Cash’s twangy bounce has been deflated for Brigg’s vision, which takes an adjective approach to the title with “Fiery Ring”. Briggs is the former drummer of What’s Up?. The better part of his Appetite debut masks his roots as a skins banger, opting to focus on the singer-songwriter aspect, but “Fiery Ring” is a balance of the identities. Not only is Briggs able to reimagine the Cash staple from a songwriter’s point of view, but he accompanies it with off-kilter percussion that proves he’s still a drummer at heart.”

Blake Gillespie-Impose

“After being completely obsessed with Teddy Briggs’ upcoming album since its inception at The Hangar Studios I have been talking about Appetite for some time now. With no announced release date, artwork, or track listing made public yet I have been basically shouting in the dark.
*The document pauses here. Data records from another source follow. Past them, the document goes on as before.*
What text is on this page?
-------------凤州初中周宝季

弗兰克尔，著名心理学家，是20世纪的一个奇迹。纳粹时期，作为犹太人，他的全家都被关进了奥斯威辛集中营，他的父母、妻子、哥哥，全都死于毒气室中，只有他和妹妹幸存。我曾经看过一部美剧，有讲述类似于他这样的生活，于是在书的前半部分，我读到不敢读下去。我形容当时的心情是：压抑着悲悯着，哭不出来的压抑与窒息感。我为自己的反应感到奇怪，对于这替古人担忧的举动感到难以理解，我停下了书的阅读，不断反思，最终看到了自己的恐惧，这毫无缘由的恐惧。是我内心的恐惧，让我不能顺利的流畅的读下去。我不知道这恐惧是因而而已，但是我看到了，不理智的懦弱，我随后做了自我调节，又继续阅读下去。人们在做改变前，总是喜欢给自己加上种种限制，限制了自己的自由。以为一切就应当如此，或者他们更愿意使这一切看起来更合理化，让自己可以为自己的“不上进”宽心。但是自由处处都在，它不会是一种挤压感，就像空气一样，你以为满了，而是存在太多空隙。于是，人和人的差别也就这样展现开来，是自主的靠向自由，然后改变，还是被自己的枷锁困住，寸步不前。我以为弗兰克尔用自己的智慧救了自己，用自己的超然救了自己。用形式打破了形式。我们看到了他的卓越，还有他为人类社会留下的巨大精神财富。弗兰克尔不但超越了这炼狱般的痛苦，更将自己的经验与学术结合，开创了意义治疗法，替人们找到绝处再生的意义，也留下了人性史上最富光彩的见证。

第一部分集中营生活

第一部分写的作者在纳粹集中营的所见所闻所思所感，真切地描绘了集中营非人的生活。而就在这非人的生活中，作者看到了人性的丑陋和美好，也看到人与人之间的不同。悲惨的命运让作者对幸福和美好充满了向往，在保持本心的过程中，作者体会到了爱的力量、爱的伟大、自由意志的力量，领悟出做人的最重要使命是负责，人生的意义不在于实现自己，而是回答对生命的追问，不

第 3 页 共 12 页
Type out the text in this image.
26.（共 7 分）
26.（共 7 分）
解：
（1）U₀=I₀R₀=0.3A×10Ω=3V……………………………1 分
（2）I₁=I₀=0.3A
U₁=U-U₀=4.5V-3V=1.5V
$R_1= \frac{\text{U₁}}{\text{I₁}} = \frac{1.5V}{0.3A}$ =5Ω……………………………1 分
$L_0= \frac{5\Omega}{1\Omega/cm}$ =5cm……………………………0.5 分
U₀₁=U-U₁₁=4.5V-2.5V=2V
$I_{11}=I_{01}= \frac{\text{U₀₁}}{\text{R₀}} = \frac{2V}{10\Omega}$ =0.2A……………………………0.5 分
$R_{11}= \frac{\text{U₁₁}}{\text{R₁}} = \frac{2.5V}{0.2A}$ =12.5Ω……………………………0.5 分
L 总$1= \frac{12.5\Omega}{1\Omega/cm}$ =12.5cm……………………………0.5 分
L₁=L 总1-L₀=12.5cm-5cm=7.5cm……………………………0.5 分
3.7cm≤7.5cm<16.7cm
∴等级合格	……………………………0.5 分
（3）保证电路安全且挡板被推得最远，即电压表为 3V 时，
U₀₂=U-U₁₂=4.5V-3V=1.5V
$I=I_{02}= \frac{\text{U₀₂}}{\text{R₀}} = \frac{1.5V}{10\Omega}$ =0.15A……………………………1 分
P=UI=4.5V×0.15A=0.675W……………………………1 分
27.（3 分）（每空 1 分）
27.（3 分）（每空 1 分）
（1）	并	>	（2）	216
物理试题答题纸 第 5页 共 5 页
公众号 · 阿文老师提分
Although I can tell you a few things, it is coming soon via Crossbill Records, and also, Appetite just dropped this cover of Johnny Cash’s “Ring of Fire”, renaming it “Fiery Ring” which has been on repeat since the second it graced my ears.”

Terror Eyes

“Appetite began as the solo project of Teddy Briggs, member of Sacramento’s hyperactive What’s Up?. After exploring solo recording under the name Chief Briggum, Briggs recorded a second full-length on his own and assembled a backing band for his live shows with members of Sholi. Appetite’s Scattered Smothered Covered integrates the crisp and the complex, playing on the lyrical bounce of hip-hop and delivered over electronic pop and softer guitar-structured numbers. Recommended for those who enjoy What’s Up, Why? and Menomena. It was just announced that the record will be re-released on vinyl and with bonus tracks next spring/summer on Crossbill Records, the Sacramento label that released Sea of Bees’ debut Songs for the Ravens earlier this year.”

The Bay Bridged

“One listen will confirm the applicability of the title, as Appetite drifts from the tropicalia vibes of “Warn Me, Right,” that might gather comparisons to the trend toward prep school-afrobeat, to the American-born indie stomp of “Tussy.” Appetite could get critical nod to contemporaries such as Sufjan Stevens, Vampire Weekend and Andrew Bird, but is by no means eating from their silver plates and sampling their wines. Scattered. Smothered. Covered. is far too mature and calculated for such novice missteps.”


“Teddy Briggs is in What’s Up. When he’s not doing the What’s Up thing, he’s living in Sacramento (which contrary to belief is not “underground”) making coltish pop that’s missing a screw. With lyrics this off the ornery farm, it feels like a sham that What’s Up is an instrumental outfit. Briggs is like a Nor Cal Chad VanGaalen on The Ambiguous Garment.”